In his third game of the season after suffering a concussion during the preseason, Brown played 6:02 split pretty evenly between the two halves. He had 3 points and two rebounds.
“They were putting Eugene Brown on him for a while,” Painter said. “They had a little bit more success there. Eventually we’re going to hopefully get the ball to him in those situations and they know that so they’ve got to get Okpara back in there. I thought Okpara did a good job. I liked what they did.”
Rotations lacking from double teams
Key’s absence was felt in Ohio State’s defensive coverages in more ways than just attempting to stop Edey. When the 7-4 center would get the ball, the Buckeyes spent more time doubling him than they have any other player this season.
That was mostly fine. It was when Edey would kick the ball back out to a teammate that Ohio State routinely got into trouble.
“The thing that happens with teams that double that don’t usually double, they’re pretty good at their double, they’re not very good at their rotation, because guys aren’t used to it,” Painter said. “Most coaches don’t like rotations, because when you get in rotations you get behind plays and people start driving the ball and you start fouling. Ohio State doesn’t double much, so when they’ve had to double, their double is pretty good but then sometimes their rotation was good and sometimes tonight there wasn’t a guy coming to the shooter.

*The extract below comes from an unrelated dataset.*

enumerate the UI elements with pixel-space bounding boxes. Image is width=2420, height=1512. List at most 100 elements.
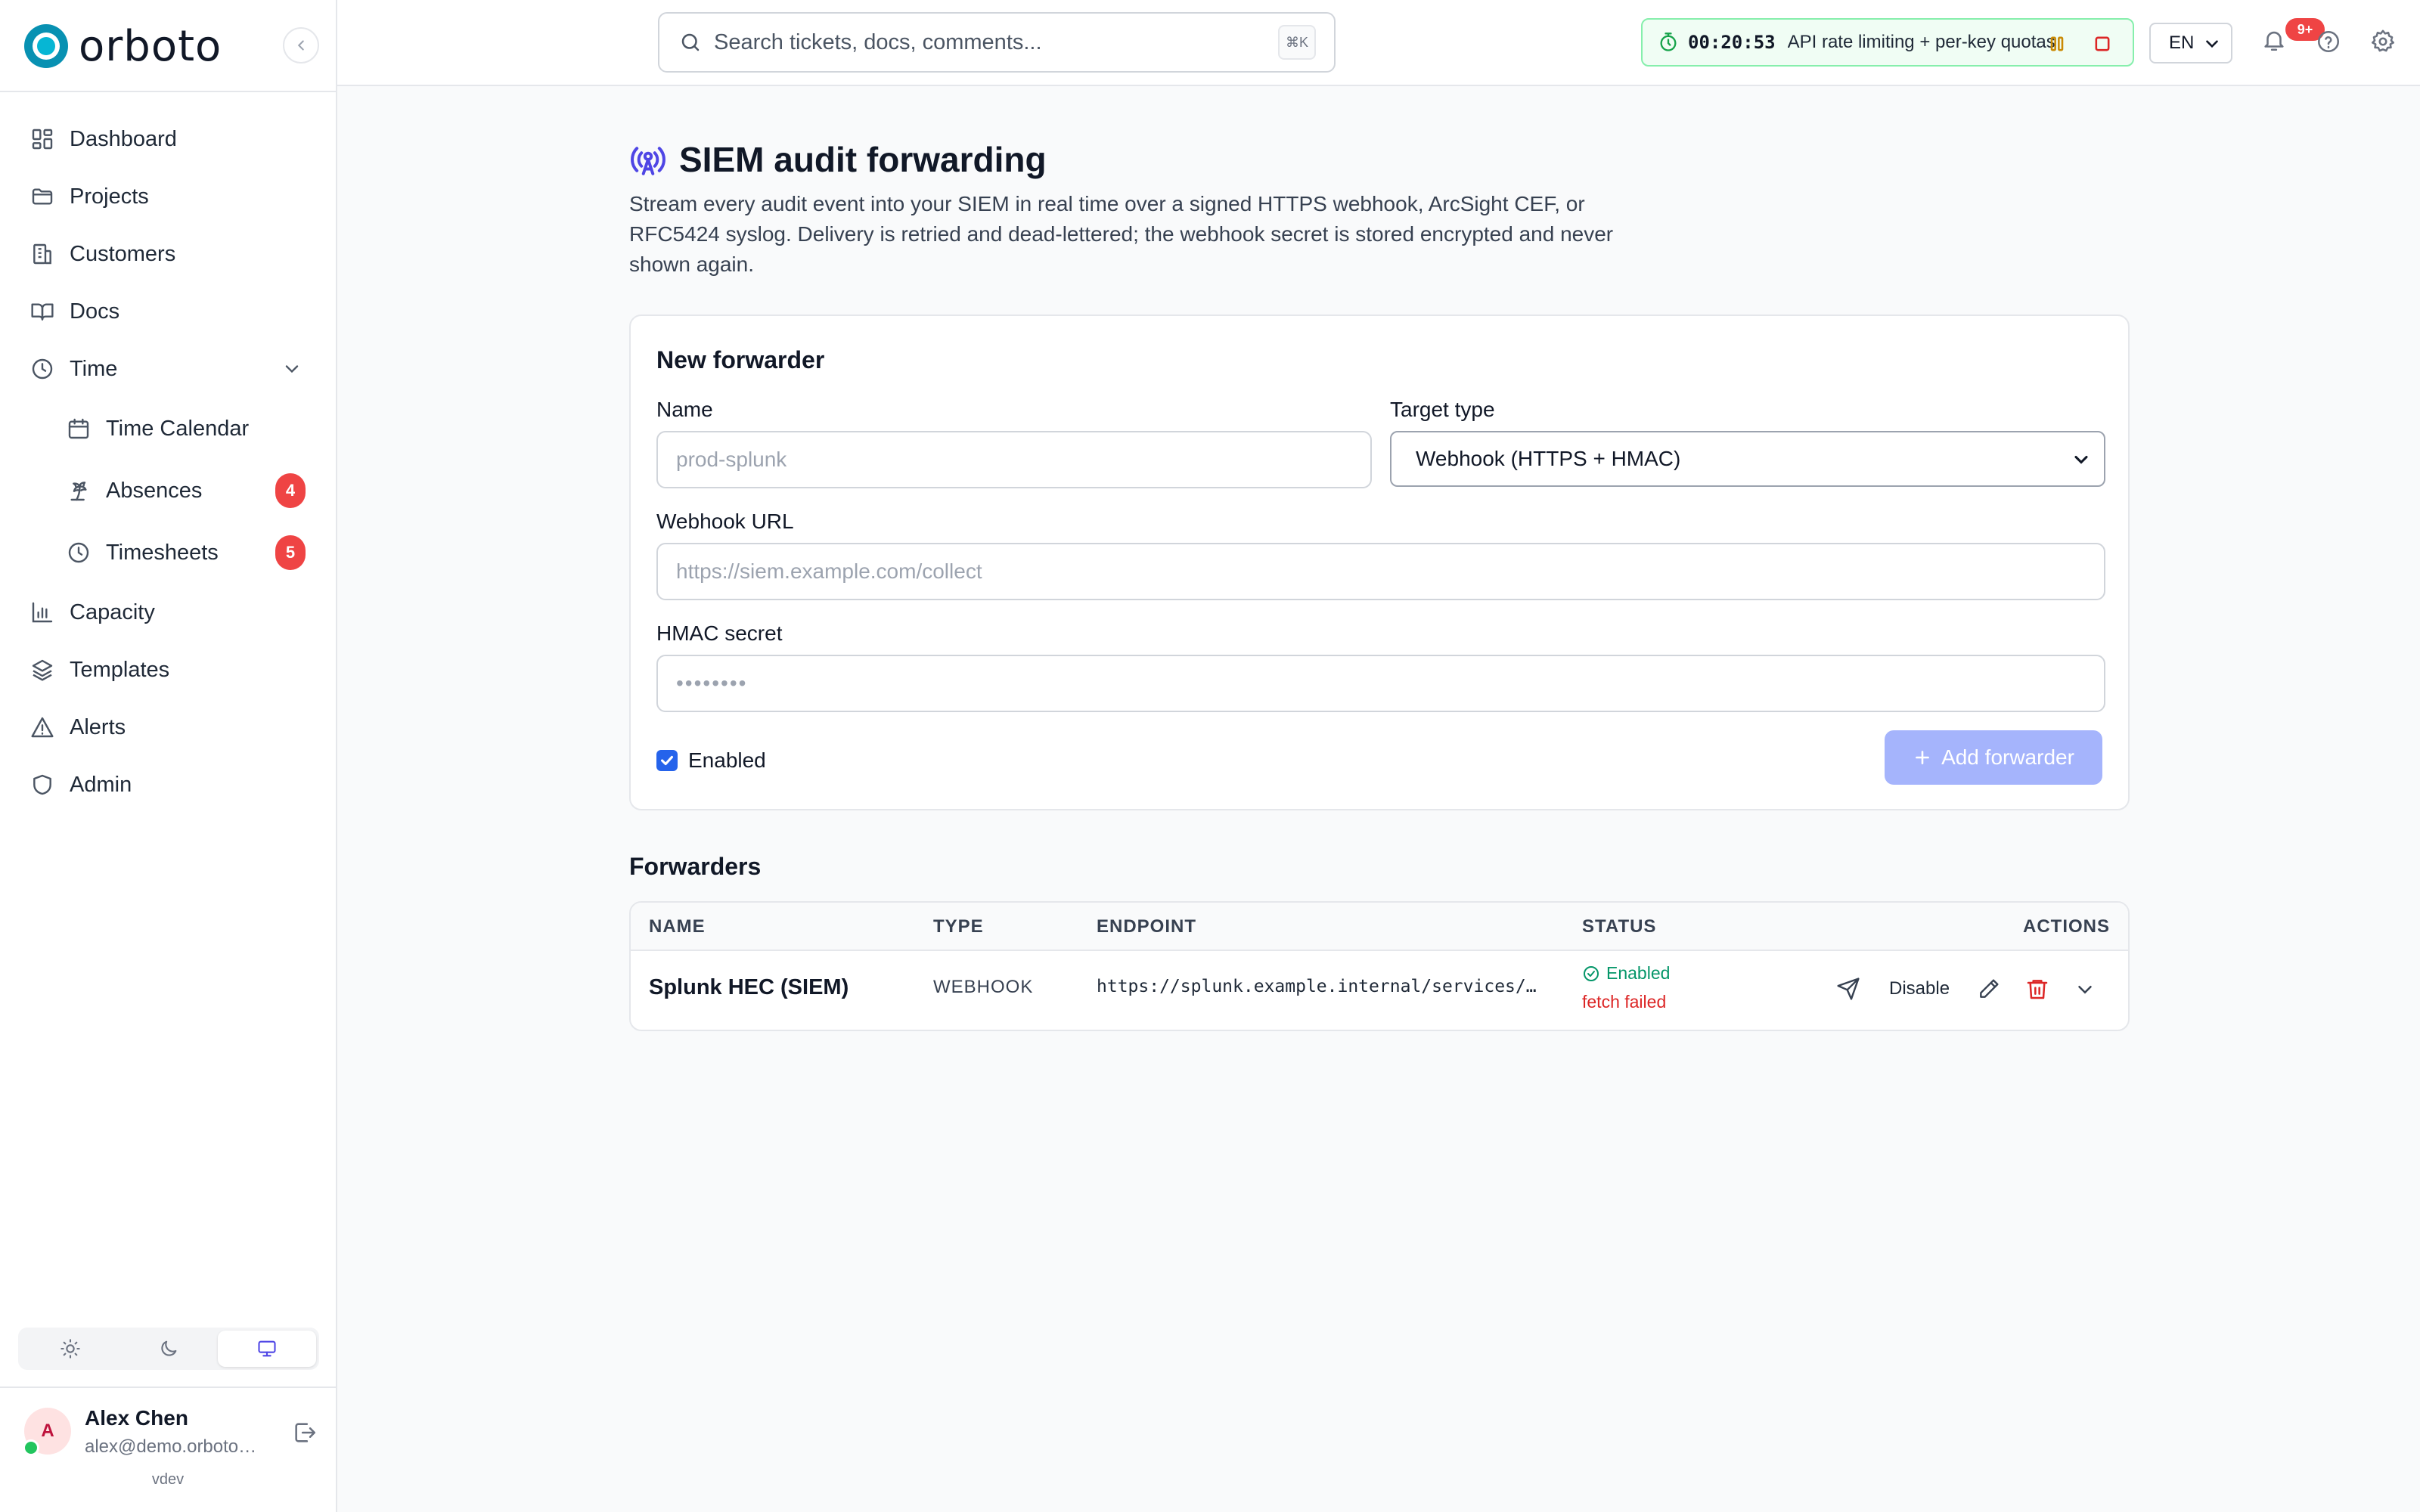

“It takes a lot of practice. We double a lot ourselves. If Zed Key would’ve stayed in the game, we would’ve doubled him the whole game because that’s what we do, but there’s times I’m concerned about it because it’s hard to rotate sometimes.”
Purdue entered the game shooting 30.5% from 3, the second-lowest mark in the Big Ten, but went 13 for 31 (41.9%) against the Buckeyes. The 13 makes are a season high and the most allowed by the Buckeyes, who had only allowed one team (San Diego State, 10) to make double-digit 3-pointers.
“We broke down a little bit,” Sueing said. “I thought we did a better job in the second half. Those plays were lacking some discipline and attention to detail in, they made us play. It was just some rotation stuff. It’s an easy fix, but we didn’t get enough good rotations at the end of the day.”
New lineup plays significant second-half minutes
Key’s injury wasn’t the only blow to Ohio State’s rotation. McNeil appeared to land on the foot of Purdue’s David Jenkins Jr. on a first-half 3-point attempt that he missed, but Thornton played 27:22 and finished with 8 points on 2 of 8 shooting and appeared to be fatigued after battling an illness during the week.
Against that backdrop, the Buckeyes went with a rare lineup down the stretch in the second half. From 8:12 until 1:14, Holtmann used a lineup of Sueing, freshman Roddy Gayle, McNeil, Sensabaugh and Okpara that had logged 11 seconds together against North Carolina and otherwise hadn’t played together this season.
“I just felt like defensively we had some good matchups and I felt like we were scoring the ball enough,” Holtmann said. “I felt like we were able to provide enough scoring and physicality and length and I thought Roddy was giving us some good things.”
Ohio State trailed 57-56 when that lineup took the court, and the game was knotted at 66 when Thornton replaced McNeil.